Published on thrivetalks.me
It's so easy to get lost in the jargon of financial planning. The amount of advice and products out there make the process complicated.
No matter how complex a portfolio or money plan can get there are always the same basics to any plan and if you have a system and categorise things you will find this whole thing called finance can actually be quite simple and easy! So this is where to start:
We are told to create and build a portfolio, make your money work for you, invest and make growth over the long term. With all this going on, it is easier to procrastinate until things seem somewhat impossible and so, most do this. In fact, the problem we face today, globally, is that 90% of people do not have enough money to live the life they want. They get to retirement with little or no money or just enough to get by. In addition, we face the major problem of governments no longer able to sustain taking care of us and so it has become absolutely paramount we take care of ourselves. What to do and where to start are the questions.

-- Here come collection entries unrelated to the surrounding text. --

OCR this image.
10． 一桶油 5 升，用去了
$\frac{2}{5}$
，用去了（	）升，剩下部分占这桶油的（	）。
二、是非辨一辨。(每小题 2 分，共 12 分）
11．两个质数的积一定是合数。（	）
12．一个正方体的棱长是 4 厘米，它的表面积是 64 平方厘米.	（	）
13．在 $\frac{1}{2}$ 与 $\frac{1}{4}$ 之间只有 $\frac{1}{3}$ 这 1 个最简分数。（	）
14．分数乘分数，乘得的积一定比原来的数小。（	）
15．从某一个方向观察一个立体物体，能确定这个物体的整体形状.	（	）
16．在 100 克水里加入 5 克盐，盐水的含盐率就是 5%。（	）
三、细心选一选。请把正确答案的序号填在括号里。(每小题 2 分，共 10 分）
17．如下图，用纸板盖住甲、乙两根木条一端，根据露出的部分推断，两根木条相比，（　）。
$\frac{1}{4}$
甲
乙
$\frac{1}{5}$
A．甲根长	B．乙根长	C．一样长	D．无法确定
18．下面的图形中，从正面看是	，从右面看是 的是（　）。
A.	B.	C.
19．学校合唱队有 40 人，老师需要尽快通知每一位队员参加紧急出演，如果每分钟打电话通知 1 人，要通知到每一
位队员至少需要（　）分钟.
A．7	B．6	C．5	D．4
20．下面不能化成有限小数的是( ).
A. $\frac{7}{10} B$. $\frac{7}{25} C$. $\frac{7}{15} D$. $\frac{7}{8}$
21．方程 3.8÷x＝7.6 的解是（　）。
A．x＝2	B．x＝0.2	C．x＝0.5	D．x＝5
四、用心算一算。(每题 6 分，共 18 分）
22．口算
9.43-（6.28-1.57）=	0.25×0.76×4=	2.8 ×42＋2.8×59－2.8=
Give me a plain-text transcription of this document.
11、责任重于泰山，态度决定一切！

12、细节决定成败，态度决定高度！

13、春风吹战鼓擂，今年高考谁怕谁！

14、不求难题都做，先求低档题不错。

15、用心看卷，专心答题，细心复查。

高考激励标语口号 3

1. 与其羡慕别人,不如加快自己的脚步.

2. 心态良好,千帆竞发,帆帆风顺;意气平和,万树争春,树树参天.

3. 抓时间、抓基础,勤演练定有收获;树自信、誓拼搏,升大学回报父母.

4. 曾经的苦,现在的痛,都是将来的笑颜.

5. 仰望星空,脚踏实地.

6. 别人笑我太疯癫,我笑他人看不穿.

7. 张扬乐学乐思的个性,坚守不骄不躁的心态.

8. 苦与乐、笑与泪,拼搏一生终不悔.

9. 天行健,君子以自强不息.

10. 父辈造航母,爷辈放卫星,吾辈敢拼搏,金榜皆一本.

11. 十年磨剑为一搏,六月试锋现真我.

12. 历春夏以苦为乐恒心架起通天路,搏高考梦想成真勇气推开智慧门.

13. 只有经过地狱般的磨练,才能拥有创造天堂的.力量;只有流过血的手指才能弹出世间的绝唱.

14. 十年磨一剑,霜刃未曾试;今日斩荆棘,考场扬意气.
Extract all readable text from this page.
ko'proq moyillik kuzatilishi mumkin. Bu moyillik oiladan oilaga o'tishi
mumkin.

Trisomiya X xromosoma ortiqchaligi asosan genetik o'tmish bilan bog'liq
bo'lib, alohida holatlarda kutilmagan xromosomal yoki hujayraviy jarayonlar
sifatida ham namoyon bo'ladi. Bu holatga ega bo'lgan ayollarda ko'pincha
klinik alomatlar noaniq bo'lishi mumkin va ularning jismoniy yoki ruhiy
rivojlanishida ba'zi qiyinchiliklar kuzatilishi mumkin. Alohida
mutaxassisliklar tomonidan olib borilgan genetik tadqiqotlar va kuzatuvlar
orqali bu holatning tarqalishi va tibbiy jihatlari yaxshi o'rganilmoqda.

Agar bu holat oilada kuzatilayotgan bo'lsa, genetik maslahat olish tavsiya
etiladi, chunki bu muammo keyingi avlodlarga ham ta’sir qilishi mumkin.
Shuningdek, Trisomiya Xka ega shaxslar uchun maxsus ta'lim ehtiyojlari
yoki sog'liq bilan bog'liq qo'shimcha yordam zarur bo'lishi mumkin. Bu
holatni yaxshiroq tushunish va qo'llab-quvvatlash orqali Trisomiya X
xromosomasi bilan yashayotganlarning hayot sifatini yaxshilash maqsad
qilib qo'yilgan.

1) Have a set budget for your living expenses - create a system between your bank accounts so you cover all your bills, even the ones that don't come out monthly. Include a 'Miscellaneous' fund for those unexpected expenses because you should in fact expect them. Having an accurate budget allows you to focus on your goals of building wealth.
2) Build and retain an emergency fund. Firstly, this is not the same as your miscellaneous fund. Miscellaneous expenses come out every month, you just don't know what it will be for. Your emergency fund is for just that. You might find you use it three to four times a year - if that. It could be for things such as an emergency medical, family emergency or redundancy. Redundancy is the most common reason an emergency fund gets used. Aim to build up three months of your income for this fund. Not having an emergency fund means you could end up cancelling investments and potentially losing a lot of money to cover that expense. This is also the number one reason people fall into debt, because they end up having to borrow it and the cycle happens again - another emergency, another credit card or loan. Having an emergency fund is crucial to you achieving your money goals.
3) Ensure you have adequate medical insurance, critical illness insurance and life insurance. The statistics of people getting sick is so high these days that you are 7 times more likely to have a serious illness before the age of 60 than dying. We are now at a time where 1 in 2 people are diagnosed with cancer. Many people are starting families later in life which means at the age of 60, their children are still very much financially dependent. Therefore, in the event of death, there would be a huge financial impact on their family and dependents. Only 1 in 4 people have adequate insurance leaving 3 out of 4 people with not enough or no cover at all. Ask yourself, 'what would be the financial impact to myself and my family if I was unable to work, or died whilst I have dependents?' Many people rely on their employers, but what would happen if you were no longer able to work? Ensure you have adequate cover; it simply is not worth the potential consequences. A simple term assurance would suffice.
4) Diversify your savings. There is not one type of investment that is best; it just depends on the time you want to access your money. Markets go up and down and you should expect that. Just give yourself different pots to take money from. So if one area is not doing well, take it from another.
Have money in cash, invest in property and buy equities. Start with that. What's most important here is having the discipline to save every month. Once you know you can do that, start putting it away for different time frames - 5 years, 10 years and 15 years.
5) Review and adjust. As important if not more important to having a plan is regularly reviewing it. Goals change and life happens so make sure you are on top of it all. It also helps to hold yourself accountable. So many people took out some sort of plan years ago and have never looked at it again! Meanwhile, their circumstances have changed and the world's economic state has changed. We have to keep reviewing our plans to make sure they are still aligned to what we want to achieve.
Create a money plan that is aligned to what YOU want - not what others want you to have or what the world tells you you need.
What is most important is that you take responsibility for your own financial well-being. In the end, nobody cares more about your money than you do.